| Project Number | pCODR 10031 |
|---|---|
| Brand Name | Erbitux |
| Generic Name | Cetuximab |
| Strength | 2mg/ml, 100mg, 50ml single use vial |
| Tumour Type | Gastrointestinal |
| Indication | Metastatic Colorectal Cancer |
| Funding Request | For the treatment of EGFR-expressing K-RAS wild Type metastatic colorectal carcinoma (mCRC) in combination with FOLFIRI (Irinotecan, 5-fluorouracil, leucovorin) for first line treatment |
| Review Status | Notification to Implement Issued |
| Pre Noc Submission | No |
| NOC Date | December 20, 2012 |
| Manufacturer | Bristol-Myers Squibb Canada |
| Sponsor | pCODR Provincial Advisory Group |
| Clarification | Bristol-Myers Squibb Canada had requested a voluntary withdrawal of the Cetuximab (Erbitux) for mCRC Submission in anticipation of new clinical information and possible resubmission.
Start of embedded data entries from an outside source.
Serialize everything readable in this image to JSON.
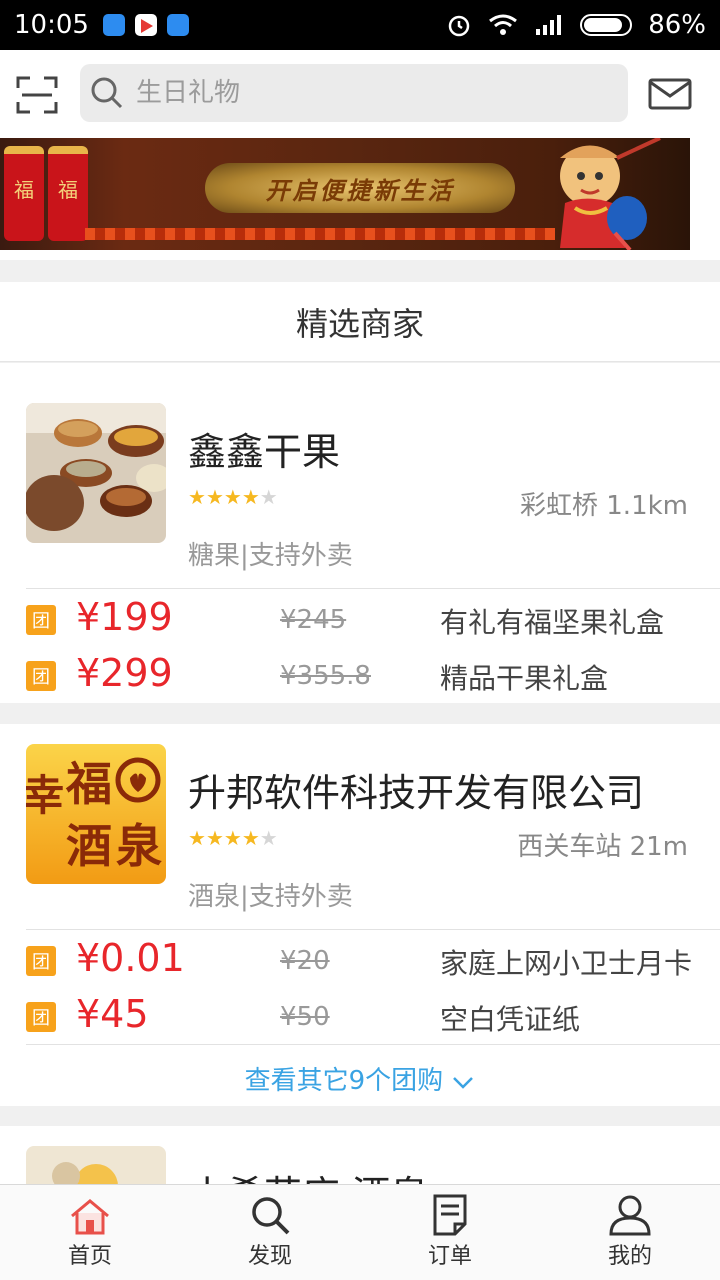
{
  "status_bar": {
    "time": "10:05",
    "battery": "86%",
    "battery_level": 0.86
  },
  "search": {
    "placeholder": "生日礼物"
  },
  "banner": {
    "text": "开启便捷新生活",
    "firecracker_char": "福"
  },
  "section_title": "精选商家",
  "merchants": [
    {
      "name": "鑫鑫干果",
      "rating": 4,
      "location": "彩虹桥 1.1km",
      "tags": "糖果|支持外卖",
      "deals": [
        {
          "badge": "团",
          "price": "¥199",
          "original": "¥245",
          "title": "有礼有福坚果礼盒"
        },
        {
          "badge": "团",
          "price": "¥299",
          "original": "¥355.8",
          "title": "精品干果礼盒"
        }
      ]
    },
    {
      "name": "升邦软件科技开发有限公司",
      "rating": 4,
      "location": "西关车站 21m",
      "tags": "酒泉|支持外卖",
      "thumb_text": [
        "幸",
        "福",
        "酒",
        "泉"
      ],
      "deals": [
        {
          "badge": "团",
          "price": "¥0.01",
          "original": "¥20",
          "title": "家庭上网小卫士月卡"
        },
        {
          "badge": "团",
          "price": "¥45",
          "original": "¥50",
          "title": "空白凭证纸"
        }
      ],
      "more_link": "查看其它9个团购"
    },
    {
      "name": "小希花店 酒泉"
    }
  ],
  "tabs": [
    {
      "label": "首页",
      "icon": "home-icon",
      "active": true
    },
    {
      "label": "发现",
      "icon": "search-icon"
    },
    {
      "label": "订单",
      "icon": "order-icon"
    },
    {
      "label": "我的",
      "icon": "user-icon"
    }
  ],
  "colors": {
    "price": "#e8262b",
    "badge": "#f7a21b",
    "link": "#3aa3e3",
    "star": "#f6b820",
    "home_active": "#e8504a"
  }
}
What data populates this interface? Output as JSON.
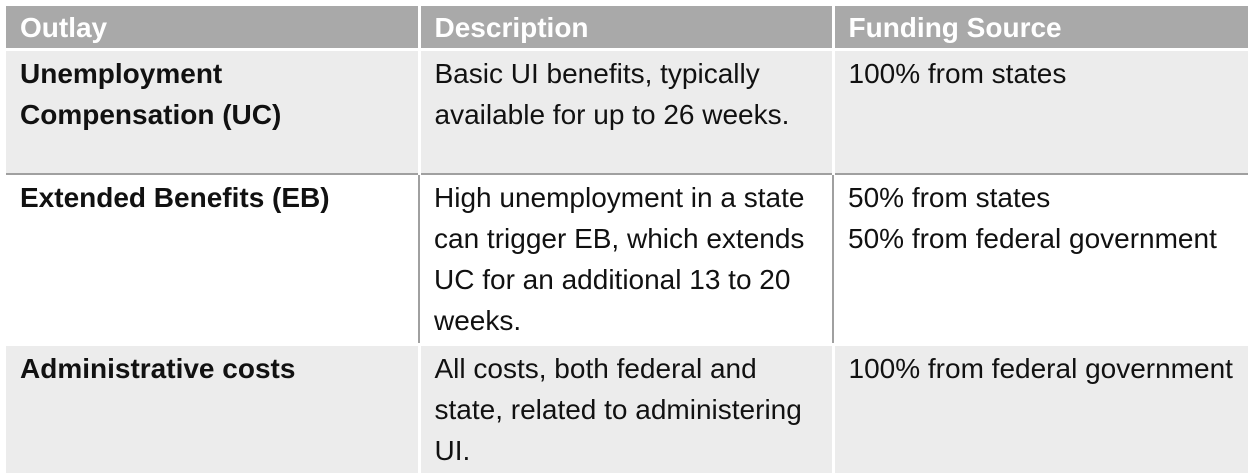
{
  "table": {
    "headers": [
      "Outlay",
      "Description",
      "Funding Source"
    ],
    "rows": [
      {
        "outlay": "Unemployment Compensation (UC)",
        "description": "Basic UI benefits, typically available for up to 26 weeks.",
        "funding": [
          "100% from states"
        ]
      },
      {
        "outlay": "Extended Benefits (EB)",
        "description": "High unemployment in a state can trigger EB, which extends UC for an additional 13 to 20 weeks.",
        "funding": [
          "50% from states",
          "50% from federal government"
        ]
      },
      {
        "outlay": "Administrative costs",
        "description": "All costs, both federal and state, related to administering UI.",
        "funding": [
          "100% from federal government"
        ]
      }
    ]
  },
  "colors": {
    "header_bg": "#a9a9a9",
    "header_text": "#ffffff",
    "shaded_row_bg": "#ececec",
    "plain_row_bg": "#ffffff"
  }
}
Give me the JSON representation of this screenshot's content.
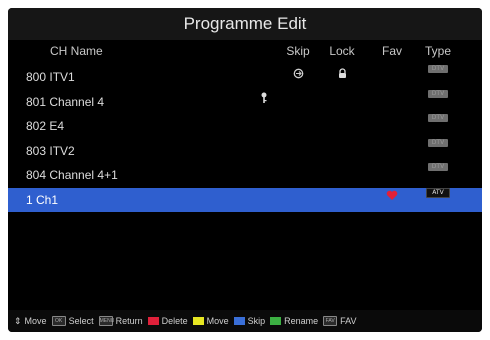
{
  "title": "Programme Edit",
  "columns": {
    "name": "CH Name",
    "skip": "Skip",
    "lock": "Lock",
    "fav": "Fav",
    "type": "Type"
  },
  "channels": [
    {
      "label": "800 ITV1",
      "skip": true,
      "lock": true,
      "fav": false,
      "key": false,
      "type": "DTV",
      "selected": false
    },
    {
      "label": "801 Channel 4",
      "skip": false,
      "lock": false,
      "fav": false,
      "key": true,
      "type": "DTV",
      "selected": false
    },
    {
      "label": "802 E4",
      "skip": false,
      "lock": false,
      "fav": false,
      "key": false,
      "type": "DTV",
      "selected": false
    },
    {
      "label": "803 ITV2",
      "skip": false,
      "lock": false,
      "fav": false,
      "key": false,
      "type": "DTV",
      "selected": false
    },
    {
      "label": "804 Channel 4+1",
      "skip": false,
      "lock": false,
      "fav": false,
      "key": false,
      "type": "DTV",
      "selected": false
    },
    {
      "label": "1 Ch1",
      "skip": false,
      "lock": false,
      "fav": true,
      "key": false,
      "type": "ATV",
      "selected": true
    }
  ],
  "footer": {
    "move_nav": "Move",
    "select": "Select",
    "return": "Return",
    "delete": "Delete",
    "move": "Move",
    "skip": "Skip",
    "rename": "Rename",
    "fav": "FAV",
    "ok_key": "OK",
    "menu_key": "MENU",
    "fav_key": "FAV"
  },
  "colors": {
    "red": "#e0203a",
    "yellow": "#e6e622",
    "blue": "#3a6fd8",
    "green": "#3cb043",
    "highlight": "#2f5fcf"
  }
}
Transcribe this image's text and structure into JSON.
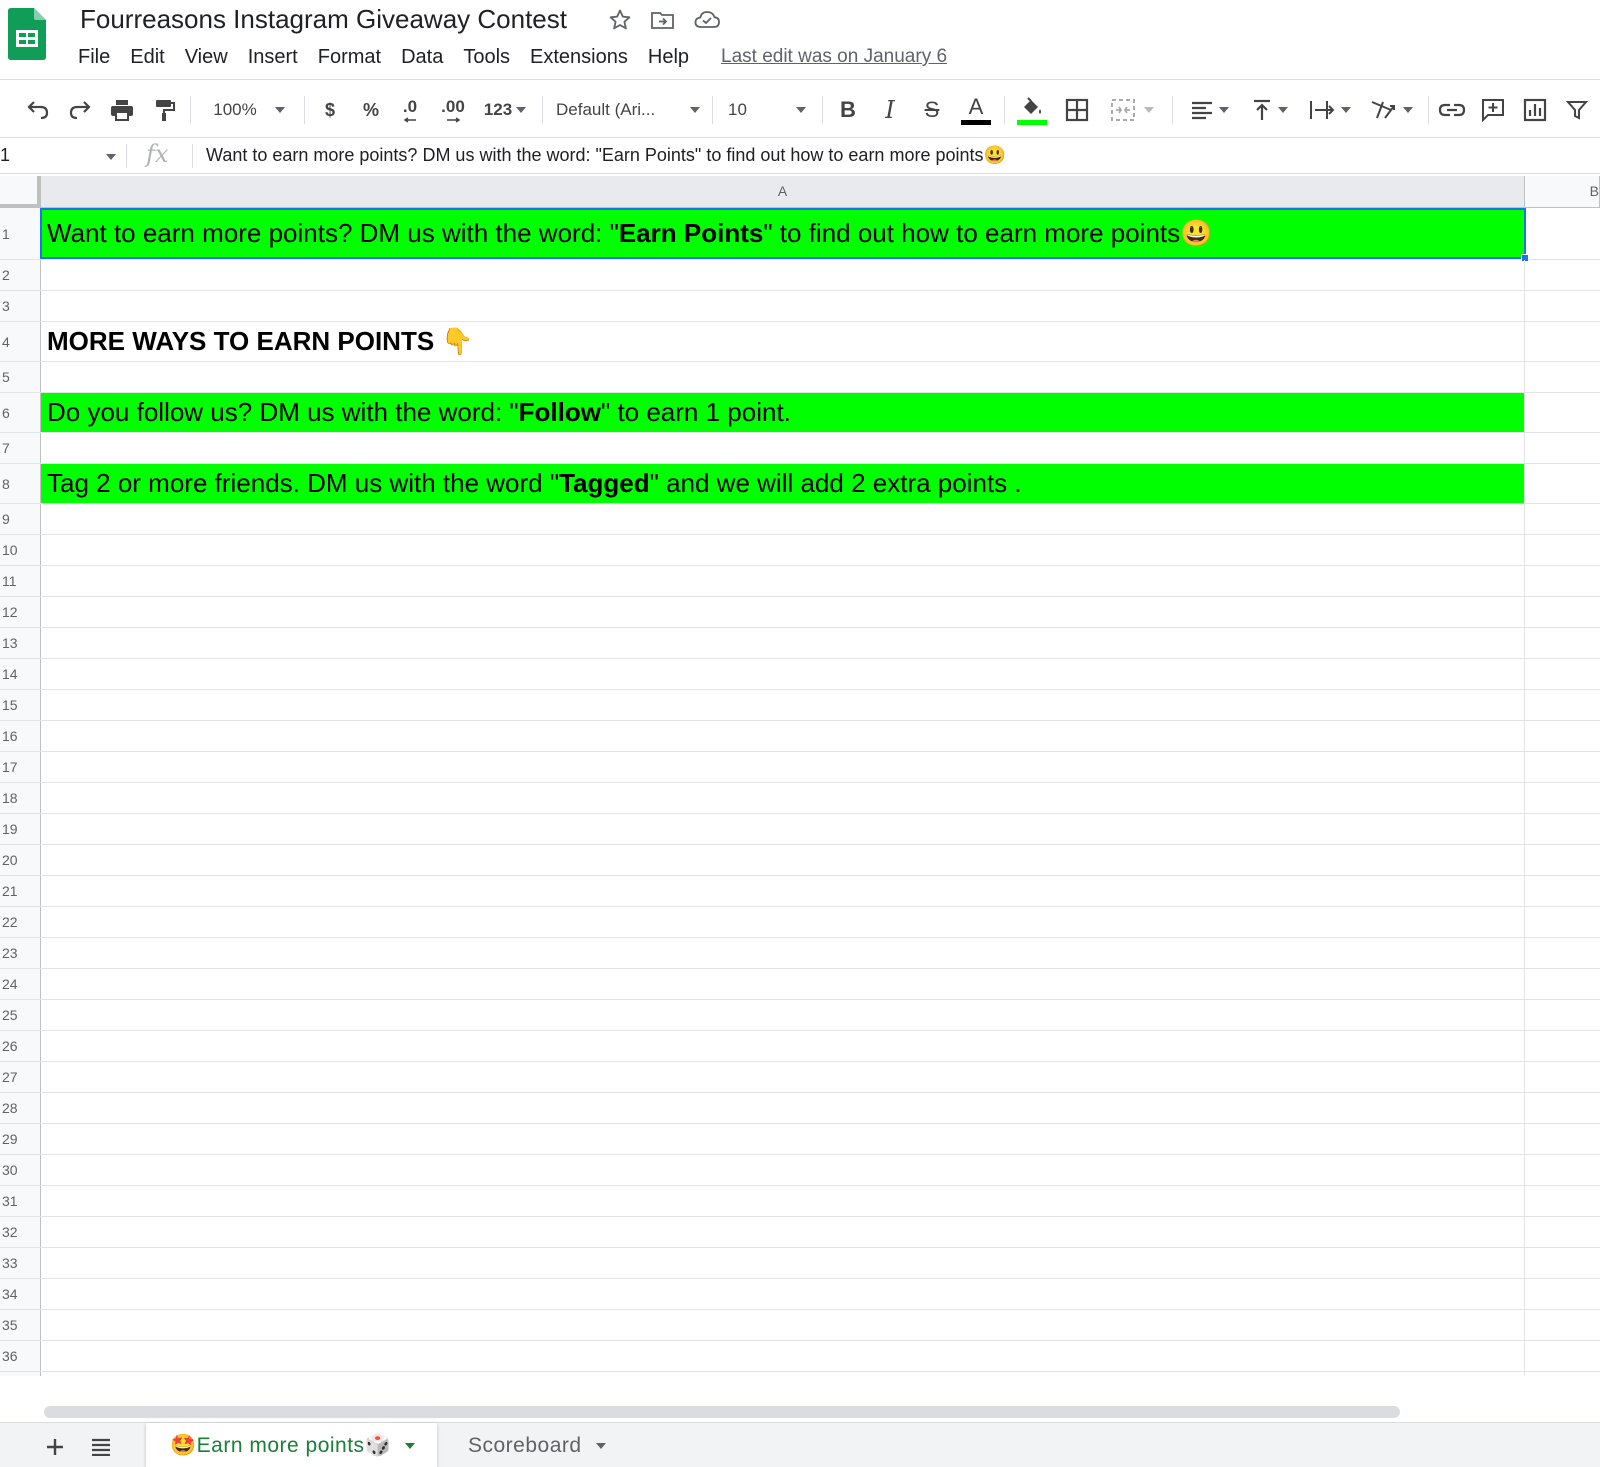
{
  "app": {
    "doc_title": "Fourreasons Instagram Giveaway Contest",
    "last_edit": "Last edit was on January 6",
    "brand_color": "#0f9d58"
  },
  "menu": [
    "File",
    "Edit",
    "View",
    "Insert",
    "Format",
    "Data",
    "Tools",
    "Extensions",
    "Help"
  ],
  "toolbar": {
    "zoom": "100%",
    "currency": "$",
    "percent": "%",
    "dec_decrease": ".0",
    "dec_increase": ".00",
    "more_formats": "123",
    "font": "Default (Ari...",
    "font_size": "10",
    "bold": "B",
    "italic": "I",
    "strike": "S",
    "text_color_label": "A",
    "text_color": "#000000",
    "fill_color": "#00ff00"
  },
  "formula_bar": {
    "name_box": "1",
    "fx": "fx",
    "content": "Want to earn more points? DM us with the word: \"Earn Points\" to find out how to earn more points😃"
  },
  "columns": [
    "A",
    "B"
  ],
  "cells": {
    "r1": {
      "pre": "Want to earn more points? DM us with the word: \"",
      "bold": "Earn Points",
      "post": "\" to find out how to earn more points😃",
      "fill": "#00ff00"
    },
    "r4": {
      "text": "MORE WAYS TO EARN POINTS 👇"
    },
    "r6": {
      "pre": "Do you follow us? DM us with the word: \"",
      "bold": "Follow",
      "post": "\" to earn 1 point.",
      "fill": "#00ff00"
    },
    "r8": {
      "pre": " Tag 2 or more friends. DM us with the word \"",
      "bold": "Tagged",
      "post": "\" and we will add 2 extra points .",
      "fill": "#00ff00"
    }
  },
  "sheets": [
    {
      "label": "🤩Earn more points🎲",
      "active": true
    },
    {
      "label": "Scoreboard",
      "active": false
    }
  ]
}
As per pCODR Procedures B3.1.6.2 b), the pCODR Provincial Advisory Group has decided to continue the review as a PAG Submission in order to obtain a final recommendation that provinces can act on if needed. |
| Submission Date | June 10, 2013 |
| Submission Deemed Complete | June 21, 2013 |
| Submission Type | New Indication |
| Prioritization Requested | Not Requested |
| Stakeholder Input Deadline ‡ | June 24, 2013 |
| Check-point meeting | August 27, 2013 |
| pERC Meeting | October 17, 2013 |
| Initial Recommendation Issued | October 31, 2013 |
| Feedback Deadline ‡ | November 15, 2013 |
| pERC Reconsideration Meeting | December 19, 2013 |
| Final Recommendation Issued | January 10, 2014 |
| Notification to Implement Issued | January 27, 2014 |
‡ Patient Advocacy Groups (or individual patients and caregivers when there is no patient group) and Clinicians who are registered with pCODR are eligible to provide Input and Feedback. Deadlines for Input and Feedback are by the end of the pCODR business day (5P.M. Eastern Time) of the date noted.